Sql-server – Why is a hash match operator in this very basic query

indexperformancesql server

I'm beginning to learn some about looking at execution plans and making queries more efficient

Consider these two basic queries

select distinct pat_id, drug_class, drug_name from rx 

select pat_id, drug_class, drug_name from rx 

and their execution plans

enter image description here

index being used:

CREATE CLUSTERED INDEX [ix_overlap] ON [dbo].[rx] 
(
    [pat_id] ASC,
    [fill_date] ASC,
    [script_end_date] ASC,
    [drug_name] ASC
)

Even though the first query supposedly has the higher cost by a 4:1 margin it runs faster than the second one. Why is it that a simple distinct added to the query will add the (what I assume to always be bad, corrections are welcome) hash match operator? And why does it have the higher query cost relative to the second query if it runs faster.

Best Answer

The first query is using a parallel plan, meaning the "work" was split into multiple tasks carried out by multiple threads. The cumulative CPU time was therefore higher than for the serial plan used for your second query.
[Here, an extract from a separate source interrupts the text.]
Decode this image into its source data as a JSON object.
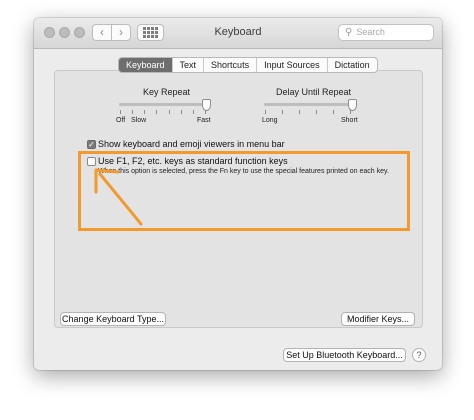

As to why the distinct causes the hash match operator to appear in the plan; an aggregate or sort operation is required to determine the DISTINCT result. @SQL_Kiwi might pop up with a more indepth explanation shortly but the hash match operator is apparently favoured for larger result sets.
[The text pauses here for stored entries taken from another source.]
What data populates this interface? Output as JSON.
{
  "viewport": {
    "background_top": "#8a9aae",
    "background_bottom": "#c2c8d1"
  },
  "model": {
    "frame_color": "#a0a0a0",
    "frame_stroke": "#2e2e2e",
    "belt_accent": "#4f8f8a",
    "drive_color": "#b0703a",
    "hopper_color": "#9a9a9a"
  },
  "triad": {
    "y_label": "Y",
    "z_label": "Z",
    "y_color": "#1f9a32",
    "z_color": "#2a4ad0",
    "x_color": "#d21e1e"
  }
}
The optimizer tends to prefer the Hash Match Aggregate on larger rowsets, with fewer groups, where there is no reason to produce a sorted output, and where the incoming rows are not sorted on the DISTINCT expression(s). Larger inputs favour hash matching because the algorithm generally scales well (although it does require a memory grant) and can make good use of parallelism. Fewer groups are better for hashing because it means fewer entries in the hash table, and the memory needed to store unique values is proportional to the number of groups (and the size of the group). Hash matching does not require or preserve the order of the incoming row stream. [Source]